Muyinga: la dévaluation de la monnaie se fait sentir chez les ménages

Muyinga: la dévaluation de la monnaie se fait sentir chez les ménages

Depuis deux semaines, des prix des denrées alimentaires ont monté en flèche sur les marchés de différentes localités de la province de Muyinga au nord-est du Burundi. Des habitants alertent sur leur incapacité d’aborder les prix et demandent aux autorités de les réguler. Des commerçants quant à eux expliquent la hausse des prix par la carence de devises. (SOS Médias Burundi)

Selon des habitants, les prix dont il est question concernent le haricot, la pomme de terre, la farine de manioc et du riz.

« Les prix du haricot, du riz, de la farine et de pomme de terre ont connu une augmentation comprise entre 200 et 500 francs burundais en moyenne par kilogramme. C’est vraiment insupportable pour des familles qui ont un faible pouvoir d’achat. Comment est ce qu’une personne qui travaille toute la journée pour recevoir 2000 francs burundais peut-elle gagner sa vie? », s’indignent des habitants du chef-lieu de la province de Muyinga.

Des commerçants expliquent qu’il n’y a pas de production locale suffisante pour certains produits et qu’ils doivent faire recours à l’approvisionnement à l’étranger.
En plus de cela, ils disent qu’ils ont des difficultés à trouver les devises pour des achats à l’étranger.

« Quand on va demander les devises à la banque, on nous dit qu’il n’y en a pas. C’est en fait la banque centrale qui doit rarement autoriser l’octroi des devises. On fait recours au marché noir où le dollar américain s’achète actuellement à 3200 francs burundais », expliquent-ils.

Et d’ajouter: « Notre monnaie perd sa valeur chaque jour. Un shilling tanzanien vaut 1,42 francs burundais alors que le franc rwandais s’achète à trois francs burundais. Ceci est très grave parce-que les productions locales risquent d’être acheminées en cachette vers ces pays où il y a un bon marché et on n’aura plus rien ici ».
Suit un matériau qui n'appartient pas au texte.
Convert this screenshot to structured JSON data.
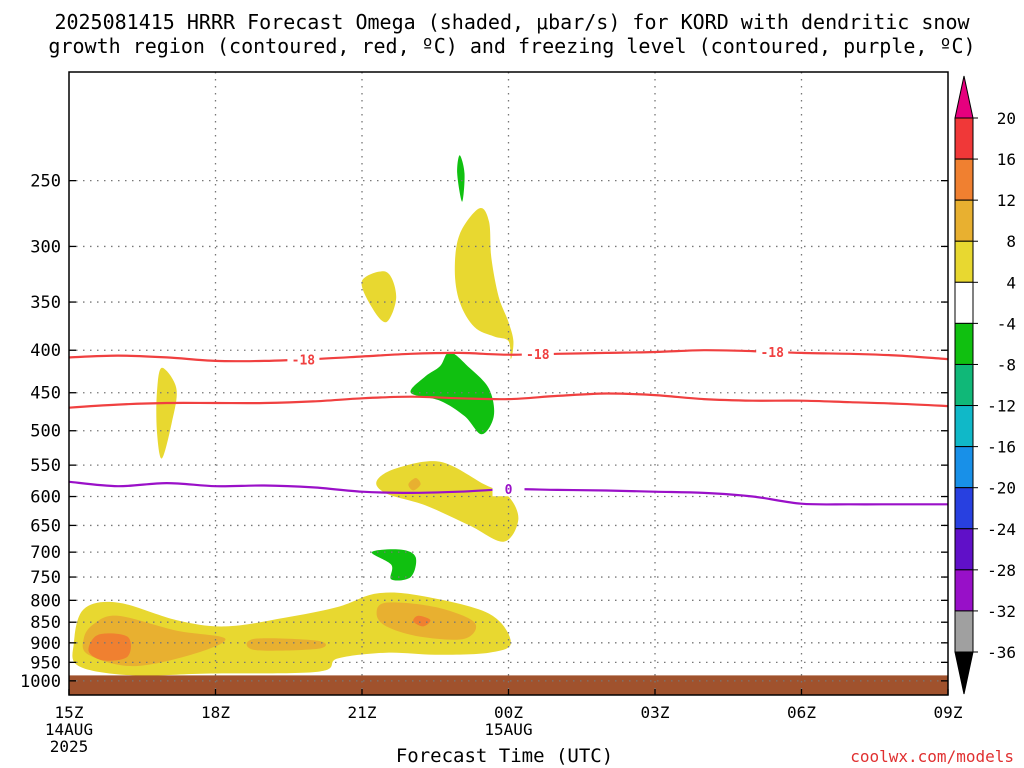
{
  "title": {
    "line1": "2025081415 HRRR Forecast Omega (shaded, μbar/s) for KORD with dendritic snow",
    "line2": "growth region (contoured, red, ºC) and freezing level (contoured, purple, ºC)"
  },
  "credit": "coolwx.com/models",
  "chart_data": {
    "type": "time-height cross section",
    "title": "2025081415 HRRR Forecast Omega (shaded, μbar/s) for KORD with dendritic snow growth region (contoured, red, ºC) and freezing level (contoured, purple, ºC)",
    "xlabel": "Forecast Time (UTC)",
    "ylabel": "",
    "x_ticks": [
      {
        "hour": 0,
        "label": "15Z",
        "sub1": "14AUG",
        "sub2": "2025"
      },
      {
        "hour": 3,
        "label": "18Z",
        "sub1": "",
        "sub2": ""
      },
      {
        "hour": 6,
        "label": "21Z",
        "sub1": "",
        "sub2": ""
      },
      {
        "hour": 9,
        "label": "00Z",
        "sub1": "15AUG",
        "sub2": ""
      },
      {
        "hour": 12,
        "label": "03Z",
        "sub1": "",
        "sub2": ""
      },
      {
        "hour": 15,
        "label": "06Z",
        "sub1": "",
        "sub2": ""
      },
      {
        "hour": 18,
        "label": "09Z",
        "sub1": "",
        "sub2": ""
      }
    ],
    "xlim_hours": [
      0,
      18
    ],
    "y_axis_scale": "log-pressure, inverted",
    "ylim_hPa": [
      1040,
      185
    ],
    "y_ticks": [
      250,
      300,
      350,
      400,
      450,
      500,
      550,
      600,
      650,
      700,
      750,
      800,
      850,
      900,
      950,
      1000
    ],
    "grid": true,
    "surface_pressure_hPa": 985,
    "colorbar": {
      "levels": [
        20,
        16,
        12,
        8,
        4,
        -4,
        -8,
        -12,
        -16,
        -20,
        -24,
        -28,
        -32,
        -36
      ],
      "colors": [
        "#e6007e",
        "#f03838",
        "#f08030",
        "#e8b030",
        "#e8d830",
        "#ffffff",
        "#10c010",
        "#10b878",
        "#10b8c8",
        "#1890e8",
        "#2840e0",
        "#6010c8",
        "#9810c8",
        "#a0a0a0",
        "#000000"
      ]
    },
    "contours": [
      {
        "name": "-18",
        "color": "#f04040",
        "label": "-18",
        "points": [
          [
            0,
            408
          ],
          [
            1,
            406
          ],
          [
            2,
            408
          ],
          [
            3,
            412
          ],
          [
            4,
            412
          ],
          [
            5,
            410
          ],
          [
            6,
            407
          ],
          [
            7,
            404
          ],
          [
            8,
            403
          ],
          [
            9,
            405
          ],
          [
            10,
            404
          ],
          [
            11,
            403
          ],
          [
            12,
            402
          ],
          [
            13,
            400
          ],
          [
            14,
            401
          ],
          [
            15,
            403
          ],
          [
            16,
            404
          ],
          [
            17,
            406
          ],
          [
            18,
            410
          ]
        ]
      },
      {
        "name": "-18",
        "color": "#f04040",
        "label": "",
        "points": [
          [
            0,
            469
          ],
          [
            1,
            465
          ],
          [
            2,
            463
          ],
          [
            3,
            463
          ],
          [
            4,
            463
          ],
          [
            5,
            461
          ],
          [
            6,
            457
          ],
          [
            7,
            455
          ],
          [
            8,
            457
          ],
          [
            9,
            458
          ],
          [
            10,
            454
          ],
          [
            11,
            451
          ],
          [
            12,
            453
          ],
          [
            13,
            458
          ],
          [
            14,
            460
          ],
          [
            15,
            460
          ],
          [
            16,
            462
          ],
          [
            17,
            464
          ],
          [
            18,
            467
          ]
        ]
      },
      {
        "name": "0",
        "color": "#9a10c8",
        "label": "0",
        "points": [
          [
            0,
            576
          ],
          [
            1,
            583
          ],
          [
            2,
            578
          ],
          [
            3,
            583
          ],
          [
            4,
            582
          ],
          [
            5,
            585
          ],
          [
            6,
            592
          ],
          [
            7,
            594
          ],
          [
            8,
            592
          ],
          [
            9,
            588
          ],
          [
            10,
            589
          ],
          [
            11,
            590
          ],
          [
            12,
            592
          ],
          [
            13,
            594
          ],
          [
            14,
            600
          ],
          [
            15,
            612
          ],
          [
            16,
            613
          ],
          [
            17,
            613
          ],
          [
            18,
            613
          ]
        ]
      }
    ],
    "omega_regions": [
      {
        "value": 4,
        "color": "#e8d830",
        "points": [
          [
            8.4,
            270
          ],
          [
            8.0,
            290
          ],
          [
            7.9,
            320
          ],
          [
            8.0,
            350
          ],
          [
            8.3,
            375
          ],
          [
            8.7,
            385
          ],
          [
            9.0,
            390
          ],
          [
            9.05,
            410
          ],
          [
            9.1,
            390
          ],
          [
            9.0,
            370
          ],
          [
            8.8,
            345
          ],
          [
            8.65,
            310
          ],
          [
            8.6,
            280
          ]
        ]
      },
      {
        "value": 4,
        "color": "#e8d830",
        "points": [
          [
            6.0,
            330
          ],
          [
            6.5,
            322
          ],
          [
            6.7,
            345
          ],
          [
            6.5,
            370
          ],
          [
            6.2,
            355
          ]
        ]
      },
      {
        "value": 4,
        "color": "#e8d830",
        "points": [
          [
            1.9,
            420
          ],
          [
            2.2,
            445
          ],
          [
            2.1,
            490
          ],
          [
            1.9,
            540
          ],
          [
            1.8,
            500
          ],
          [
            1.8,
            450
          ]
        ]
      },
      {
        "value": -4,
        "color": "#10c010",
        "points": [
          [
            7.8,
            402
          ],
          [
            8.2,
            420
          ],
          [
            8.6,
            445
          ],
          [
            8.7,
            480
          ],
          [
            8.45,
            505
          ],
          [
            8.1,
            480
          ],
          [
            7.6,
            460
          ],
          [
            7.0,
            450
          ],
          [
            7.3,
            430
          ],
          [
            7.6,
            418
          ]
        ]
      },
      {
        "value": -4,
        "color": "#10c010",
        "points": [
          [
            8.0,
            233
          ],
          [
            8.1,
            245
          ],
          [
            8.05,
            265
          ],
          [
            7.95,
            245
          ]
        ]
      },
      {
        "value": 4,
        "color": "#e8d830",
        "points": [
          [
            7.6,
            545
          ],
          [
            8.5,
            580
          ],
          [
            9.0,
            600
          ],
          [
            9.2,
            640
          ],
          [
            8.9,
            680
          ],
          [
            8.2,
            650
          ],
          [
            7.3,
            615
          ],
          [
            6.5,
            595
          ],
          [
            6.3,
            575
          ],
          [
            6.7,
            555
          ]
        ]
      },
      {
        "value": 8,
        "color": "#e8b030",
        "points": [
          [
            7.1,
            570
          ],
          [
            7.2,
            580
          ],
          [
            7.05,
            590
          ],
          [
            6.95,
            580
          ]
        ]
      },
      {
        "value": -4,
        "color": "#10c010",
        "points": [
          [
            6.2,
            700
          ],
          [
            6.8,
            695
          ],
          [
            7.1,
            710
          ],
          [
            7.0,
            750
          ],
          [
            6.6,
            755
          ],
          [
            6.6,
            725
          ]
        ]
      },
      {
        "value": 4,
        "color": "#e8d830",
        "points": [
          [
            0.3,
            820
          ],
          [
            1.0,
            805
          ],
          [
            2.2,
            845
          ],
          [
            3.2,
            860
          ],
          [
            4.4,
            840
          ],
          [
            5.5,
            815
          ],
          [
            6.3,
            785
          ],
          [
            7.2,
            790
          ],
          [
            8.6,
            830
          ],
          [
            9.05,
            900
          ],
          [
            8.6,
            925
          ],
          [
            7.5,
            930
          ],
          [
            6.5,
            925
          ],
          [
            5.5,
            940
          ],
          [
            5.1,
            975
          ],
          [
            2.8,
            980
          ],
          [
            1.3,
            985
          ],
          [
            0.2,
            960
          ],
          [
            0.1,
            900
          ]
        ]
      },
      {
        "value": 8,
        "color": "#e8b030",
        "points": [
          [
            0.5,
            855
          ],
          [
            1.0,
            835
          ],
          [
            2.2,
            870
          ],
          [
            3.2,
            890
          ],
          [
            2.5,
            930
          ],
          [
            1.3,
            960
          ],
          [
            0.4,
            930
          ],
          [
            0.3,
            890
          ]
        ]
      },
      {
        "value": 8,
        "color": "#e8b030",
        "points": [
          [
            6.5,
            805
          ],
          [
            7.5,
            815
          ],
          [
            8.3,
            850
          ],
          [
            8.1,
            890
          ],
          [
            7.2,
            885
          ],
          [
            6.5,
            860
          ],
          [
            6.3,
            830
          ]
        ]
      },
      {
        "value": 8,
        "color": "#e8b030",
        "points": [
          [
            3.8,
            890
          ],
          [
            5.1,
            895
          ],
          [
            5.1,
            915
          ],
          [
            3.8,
            918
          ]
        ]
      },
      {
        "value": 12,
        "color": "#f08030",
        "points": [
          [
            0.6,
            880
          ],
          [
            1.2,
            885
          ],
          [
            1.2,
            935
          ],
          [
            0.7,
            945
          ],
          [
            0.4,
            920
          ]
        ]
      },
      {
        "value": 12,
        "color": "#f08030",
        "points": [
          [
            7.15,
            835
          ],
          [
            7.4,
            845
          ],
          [
            7.25,
            860
          ],
          [
            7.05,
            848
          ]
        ]
      }
    ],
    "legend": "colorbar right"
  }
}
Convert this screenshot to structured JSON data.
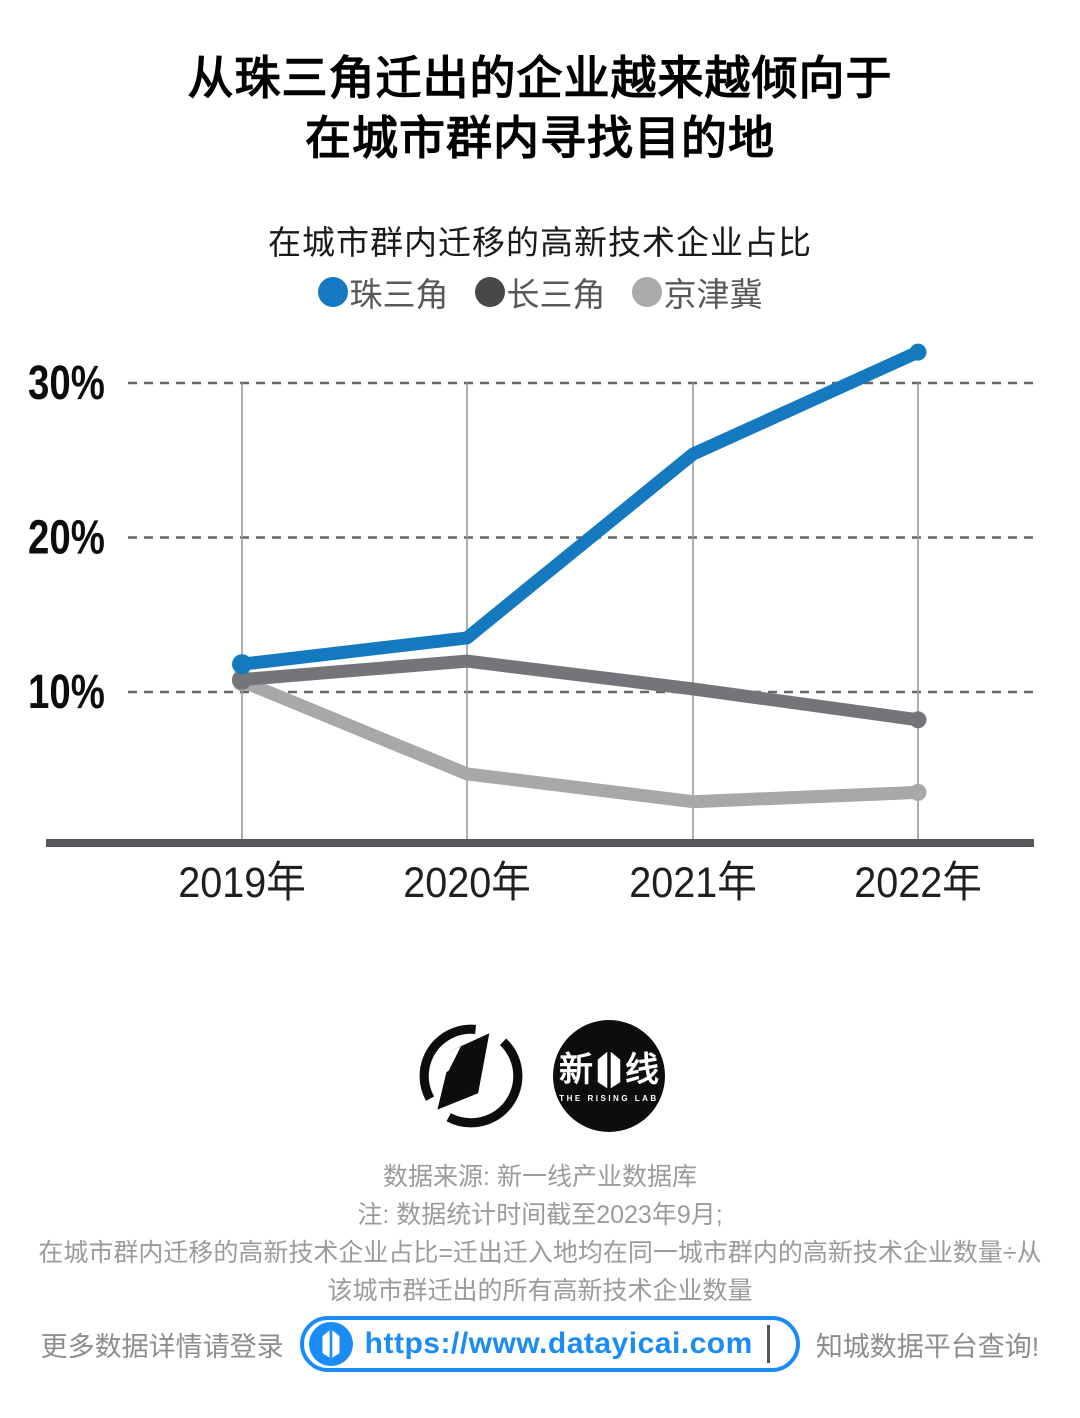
{
  "title": {
    "line1": "从珠三角迁出的企业越来越倾向于",
    "line2": "在城市群内寻找目的地"
  },
  "subtitle": "在城市群内迁移的高新技术企业占比",
  "legend": [
    {
      "label": "珠三角",
      "color": "#1579c0"
    },
    {
      "label": "长三角",
      "color": "#48484a"
    },
    {
      "label": "京津冀",
      "color": "#a9aaac"
    }
  ],
  "chart_data": {
    "type": "line",
    "title": "在城市群内迁移的高新技术企业占比",
    "categories": [
      "2019年",
      "2020年",
      "2021年",
      "2022年"
    ],
    "series": [
      {
        "name": "珠三角",
        "color": "#1579c0",
        "values": [
          11.8,
          13.5,
          25.4,
          32.0
        ]
      },
      {
        "name": "长三角",
        "color": "#747578",
        "values": [
          10.8,
          12.0,
          10.2,
          8.2
        ]
      },
      {
        "name": "京津冀",
        "color": "#a7a8aa",
        "values": [
          10.7,
          4.7,
          2.9,
          3.5
        ]
      }
    ],
    "ylabel": "",
    "yticks": [
      "10%",
      "20%",
      "30%"
    ],
    "ylim": [
      0,
      33
    ],
    "grid": "dashed horizontal gridlines at 10%, 20%, 30%; solid vertical line per year; legend top center"
  },
  "logos": {
    "rising_lab": {
      "cn_left": "新",
      "cn_right": "线",
      "sub": "THE RISING LAB"
    }
  },
  "footer": {
    "source": "数据来源: 新一线产业数据库",
    "note1": "注: 数据统计时间截至2023年9月;",
    "note2": "在城市群内迁移的高新技术企业占比=迁出迁入地均在同一城市群内的高新技术企业数量÷从",
    "note3": "该城市群迁出的所有高新技术企业数量"
  },
  "bottom_bar": {
    "left": "更多数据详情请登录",
    "url": "https://www.datayicai.com",
    "right": "知城数据平台查询!"
  }
}
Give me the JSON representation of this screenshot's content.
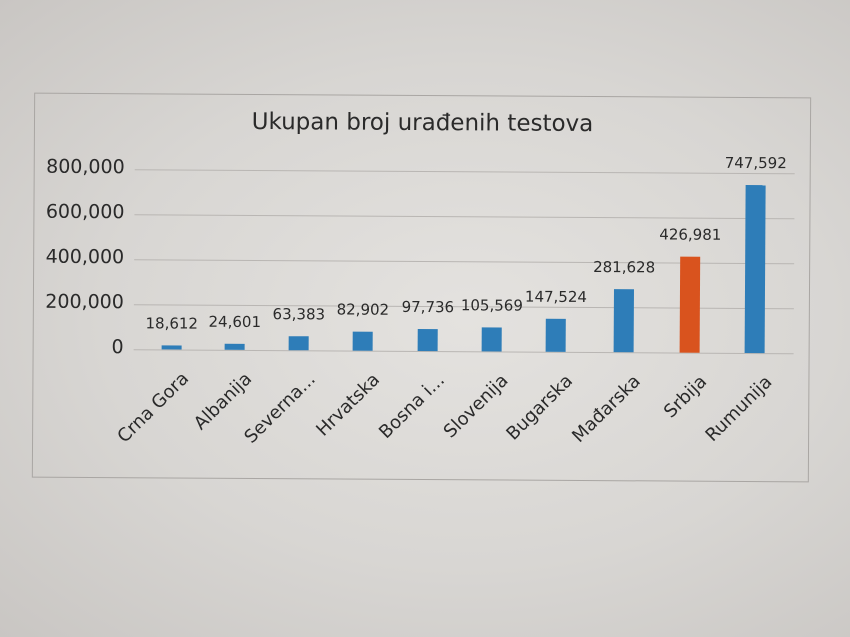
{
  "page": {
    "background_color": "#d9d7d4",
    "frame_border_color": "#a9a6a3"
  },
  "chart_data": {
    "type": "bar",
    "title": "Ukupan broj urađenih testova",
    "xlabel": "",
    "ylabel": "",
    "ylim": [
      0,
      800000
    ],
    "yticks": [
      0,
      200000,
      400000,
      600000,
      800000
    ],
    "ytick_labels": [
      "0",
      "200,000",
      "400,000",
      "600,000",
      "800,000"
    ],
    "grid": true,
    "legend": null,
    "categories": [
      "Crna Gora",
      "Albanija",
      "Severna...",
      "Hrvatska",
      "Bosna i...",
      "Slovenija",
      "Bugarska",
      "Mađarska",
      "Srbija",
      "Rumunija"
    ],
    "values": [
      18612,
      24601,
      63383,
      82902,
      97736,
      105569,
      147524,
      281628,
      426981,
      747592
    ],
    "value_labels": [
      "18,612",
      "24,601",
      "63,383",
      "82,902",
      "97,736",
      "105,569",
      "147,524",
      "281,628",
      "426,981",
      "747,592"
    ],
    "colors": [
      "#2e7db8",
      "#2e7db8",
      "#2e7db8",
      "#2e7db8",
      "#2e7db8",
      "#2e7db8",
      "#2e7db8",
      "#2e7db8",
      "#d9531e",
      "#2e7db8"
    ],
    "highlight": {
      "category": "Srbija",
      "color": "#d9531e"
    },
    "default_color": "#2e7db8"
  }
}
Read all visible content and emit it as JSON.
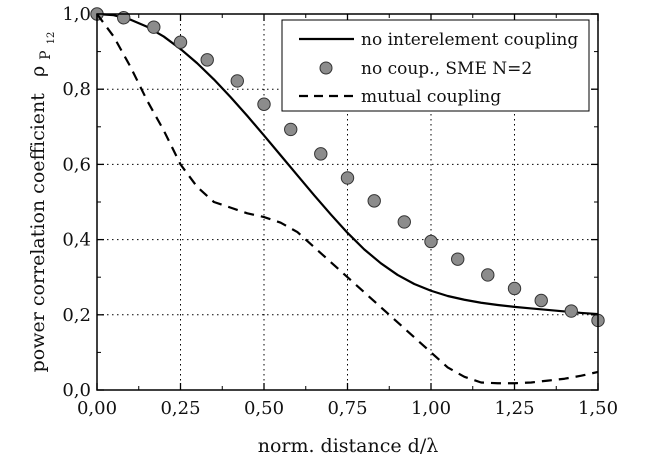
{
  "chart_data": {
    "type": "line",
    "xlabel": "norm. distance d/λ",
    "ylabel": "power correlation coefficient",
    "ylabel_symbol": {
      "base": "ρ",
      "sub": "P",
      "subsub": "12"
    },
    "xlim": [
      0,
      1.5
    ],
    "ylim": [
      0,
      1.0
    ],
    "xticks": [
      0.0,
      0.25,
      0.5,
      0.75,
      1.0,
      1.25,
      1.5
    ],
    "xtick_labels": [
      "0,00",
      "0,25",
      "0,50",
      "0,75",
      "1,00",
      "1,25",
      "1,50"
    ],
    "yticks": [
      0.0,
      0.2,
      0.4,
      0.6,
      0.8,
      1.0
    ],
    "ytick_labels": [
      "0,0",
      "0,2",
      "0,4",
      "0,6",
      "0,8",
      "1,0"
    ],
    "grid": true,
    "legend_position": "top-right",
    "series": [
      {
        "name": "no interelement coupling",
        "style": "solid",
        "color": "#000000",
        "x": [
          0.0,
          0.05,
          0.1,
          0.15,
          0.2,
          0.25,
          0.3,
          0.35,
          0.4,
          0.45,
          0.5,
          0.55,
          0.6,
          0.65,
          0.7,
          0.75,
          0.8,
          0.85,
          0.9,
          0.95,
          1.0,
          1.05,
          1.1,
          1.15,
          1.2,
          1.25,
          1.3,
          1.35,
          1.4,
          1.45,
          1.5
        ],
        "y": [
          1.0,
          0.997,
          0.985,
          0.966,
          0.94,
          0.907,
          0.869,
          0.826,
          0.779,
          0.729,
          0.677,
          0.624,
          0.571,
          0.518,
          0.467,
          0.418,
          0.374,
          0.337,
          0.306,
          0.282,
          0.264,
          0.25,
          0.24,
          0.232,
          0.226,
          0.221,
          0.217,
          0.213,
          0.209,
          0.205,
          0.202
        ]
      },
      {
        "name": "no coup., SME N=2",
        "style": "markers",
        "color": "#8c8c8c",
        "x": [
          0.0,
          0.08,
          0.17,
          0.25,
          0.33,
          0.42,
          0.5,
          0.58,
          0.67,
          0.75,
          0.83,
          0.92,
          1.0,
          1.08,
          1.17,
          1.25,
          1.33,
          1.42,
          1.5
        ],
        "y": [
          1.0,
          0.99,
          0.965,
          0.925,
          0.878,
          0.822,
          0.76,
          0.693,
          0.628,
          0.564,
          0.503,
          0.447,
          0.395,
          0.348,
          0.306,
          0.27,
          0.238,
          0.21,
          0.185
        ]
      },
      {
        "name": "mutual coupling",
        "style": "dashed",
        "color": "#000000",
        "x": [
          0.0,
          0.05,
          0.1,
          0.15,
          0.2,
          0.25,
          0.3,
          0.35,
          0.4,
          0.45,
          0.5,
          0.55,
          0.6,
          0.65,
          0.7,
          0.75,
          0.8,
          0.85,
          0.9,
          0.95,
          1.0,
          1.05,
          1.1,
          1.15,
          1.2,
          1.25,
          1.3,
          1.35,
          1.4,
          1.45,
          1.5
        ],
        "y": [
          1.0,
          0.94,
          0.86,
          0.77,
          0.69,
          0.6,
          0.54,
          0.5,
          0.485,
          0.47,
          0.46,
          0.445,
          0.42,
          0.38,
          0.34,
          0.3,
          0.26,
          0.22,
          0.18,
          0.14,
          0.1,
          0.06,
          0.035,
          0.02,
          0.018,
          0.018,
          0.02,
          0.025,
          0.03,
          0.038,
          0.048
        ]
      }
    ]
  }
}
Selon des sources locales, la même situation concerne également des matériaux de construction.
Le prix d’une tôle est passé de 17.000 à 23.000 francs burundais au moment où un sac de ciment s’achète actuellement à 31.000 francs burundais au lieu de 23.500 il y a deux mois.

Des commerçants contactés par SOS Médias Burundi demandent au gouvernement de leur faciliter l’accès à la devise pour importer les marchandises à bas prix.